Revolutionizing Finance: How Tokenized Assets May Replace Money

Jonathan Stoker Jan 17, 2024, 19:20pm 189 views

Revolutionizing Finance: How Tokenized Assets May Replace Money

The Future of Tokenization in Everyday Payments

Tokenization, the digital representation of assets on blockchains, is steadily becoming mainstream. This has led to the prediction that these tokenized assets may eventually replace money for everyday payments. This argument was recently presented on Forbes by David Birch, an esteemed British authority on digital identity and money. Marcelo M. Prates, a central bank lawyer and researcher, also shares this viewpoint.

How Tokenization Could Change Payment System

Imagine selling your mutual fund shares to buy a car. Instead of converting your shares into dollars, you could transfer some of the shares directly to the dealership over a blockchain. You would have the car, and the dealership would have tokenized shares that they could keep or transfer to the carmaker to pay for replenishing the inventory.

The more tokenized assets there are, the easier it will be to use them directly for payments without first converting them into bank deposits, CBDCs, or stablecoins. This could reduce transaction costs. If all assets can be tokenized, divided into fractions, and quickly transferred on blockchains, tokens could be used for payments regardless of what they represent - from securities or Bored Apes, to houses or airline tickets.

Widespread acceptance of tokens is based on the assumption that someone in the network will be willing to accept the tokenized asset you hold. This would make all exchanges possible. Supercomputers and AI could assist in speeding up trades by rapidly determining the value of each token and matching counterparties.

Obstacles to Tokenized Payments

Despite the fascination with this reality, there are at least two significant hurdles that must be overcome. First, the sheer number of transactions could quickly overwhelm even the most efficient blockchain. The U.S. payments systems alone handles almost 550 million retail transactions daily using money as a vehicle. This number could increase dramatically if payments were made globally with tokenized assets, instead of a common vehicle like dollars or other sovereign currencies.

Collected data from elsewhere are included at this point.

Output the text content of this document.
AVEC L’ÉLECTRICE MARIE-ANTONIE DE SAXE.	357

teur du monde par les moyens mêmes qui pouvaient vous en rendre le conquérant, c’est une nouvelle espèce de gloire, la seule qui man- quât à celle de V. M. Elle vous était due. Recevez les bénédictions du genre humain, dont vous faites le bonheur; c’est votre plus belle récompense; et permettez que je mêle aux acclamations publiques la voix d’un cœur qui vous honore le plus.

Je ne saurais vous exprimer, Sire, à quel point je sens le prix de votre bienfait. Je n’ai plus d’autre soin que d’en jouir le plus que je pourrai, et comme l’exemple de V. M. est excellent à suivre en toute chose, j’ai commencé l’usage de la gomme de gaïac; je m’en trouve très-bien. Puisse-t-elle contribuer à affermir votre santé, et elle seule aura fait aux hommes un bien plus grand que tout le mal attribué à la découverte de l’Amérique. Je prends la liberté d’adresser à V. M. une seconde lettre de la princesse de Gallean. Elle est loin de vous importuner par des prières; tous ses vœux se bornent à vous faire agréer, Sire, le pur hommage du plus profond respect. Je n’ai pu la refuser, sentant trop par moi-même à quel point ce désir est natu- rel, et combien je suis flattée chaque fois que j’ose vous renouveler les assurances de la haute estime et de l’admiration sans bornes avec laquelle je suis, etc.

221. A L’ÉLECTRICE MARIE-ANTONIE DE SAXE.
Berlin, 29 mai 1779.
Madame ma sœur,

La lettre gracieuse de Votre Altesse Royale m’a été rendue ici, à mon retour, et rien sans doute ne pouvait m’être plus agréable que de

In the tokenized system, purchasing a car would require multiple payment transactions for each type of tokenized asset used. This process could become even more complex if tokenized assets exist on different blockchains or if sellers do not have addresses or wallets on all these blockchains to receive the tokens offered in payment. Though interoperability between blockchains is possible, it often comes with additional costs and risks.

The second hurdle for tokenized assets to replace money is legal. Currently, money serves as a checkpoint for compliance requirements. Most jurisdictions delegate the prevention of money laundering and terrorism financing to financial institutions. These institutions must know their clients, identify transaction beneficiaries, develop risk-based tools to prevent suspicious transactions, and alert authorities if anything looks amiss.

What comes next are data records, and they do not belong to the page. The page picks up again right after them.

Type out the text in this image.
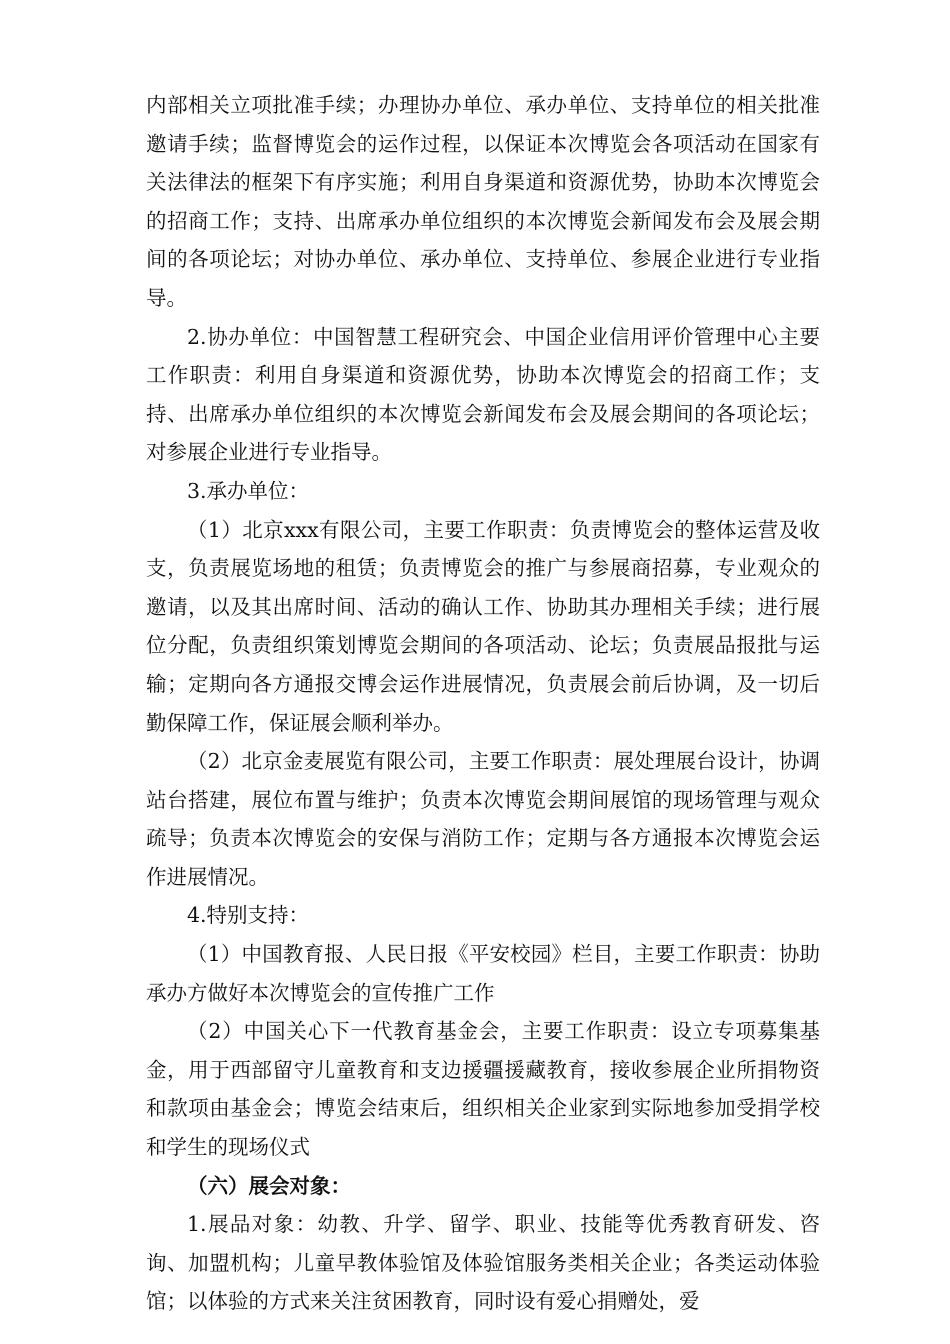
内部相关立项批准手续；办理协办单位、承办单位、支持单位的相关批准邀请手续；监督博览会的运作过程，以保证本次博览会各项活动在国家有关法律法的框架下有序实施；利用自身渠道和资源优势，协助本次博览会的招商工作；支持、出席承办单位组织的本次博览会新闻发布会及展会期间的各项论坛；对协办单位、承办单位、支持单位、参展企业进行专业指导。

2.协办单位：中国智慧工程研究会、中国企业信用评价管理中心主要工作职责：利用自身渠道和资源优势，协助本次博览会的招商工作；支持、出席承办单位组织的本次博览会新闻发布会及展会期间的各项论坛；对参展企业进行专业指导。

3.承办单位：

（1）北京xxx有限公司，主要工作职责：负责博览会的整体运营及收支，负责展览场地的租赁；负责博览会的推广与参展商招募，专业观众的邀请，以及其出席时间、活动的确认工作、协助其办理相关手续；进行展位分配，负责组织策划博览会期间的各项活动、论坛；负责展品报批与运输；定期向各方通报交博会运作进展情况，负责展会前后协调，及一切后勤保障工作，保证展会顺利举办。

（2）北京金麦展览有限公司，主要工作职责：展处理展台设计，协调站台搭建，展位布置与维护；负责本次博览会期间展馆的现场管理与观众疏导；负责本次博览会的安保与消防工作；定期与各方通报本次博览会运作进展情况。

4.特别支持：

（1）中国教育报、人民日报《平安校园》栏目，主要工作职责：协助承办方做好本次博览会的宣传推广工作

（2）中国关心下一代教育基金会，主要工作职责：设立专项募集基金，用于西部留守儿童教育和支边援疆援藏教育，接收参展企业所捐物资和款项由基金会；博览会结束后，组织相关企业家到实际地参加受捐学校和学生的现场仪式

（六）展会对象：

1.展品对象：幼教、升学、留学、职业、技能等优秀教育研发、咨询、加盟机构；儿童早教体验馆及体验馆服务类相关企业；各类运动体验馆；以体验的方式来关注贫困教育，同时设有爱心捐赠处，爱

If money is replaced by tokenized assets in everyday payments, this compliance strategy loses its central operational point. Regulators may struggle to gather the information they need and enforce the rules without a common asset flowing through specific institutions.

While blockchain forensics and automated supervisory tools could help regulators monitor transactions in real time, the ability to suspend or block suspicious transactions amid trillions of payments happening daily across jurisdictions seems unrealistic, especially for transactions on truly decentralized blockchains.

Conclusion

Replacing fiat money is not a straightforward task. Whether for practical or legal reasons, sovereign money still dominates everyday payments despite the many alternatives currently available. Widespread tokenization, while promising, is unlikely to alter this reality in the near future.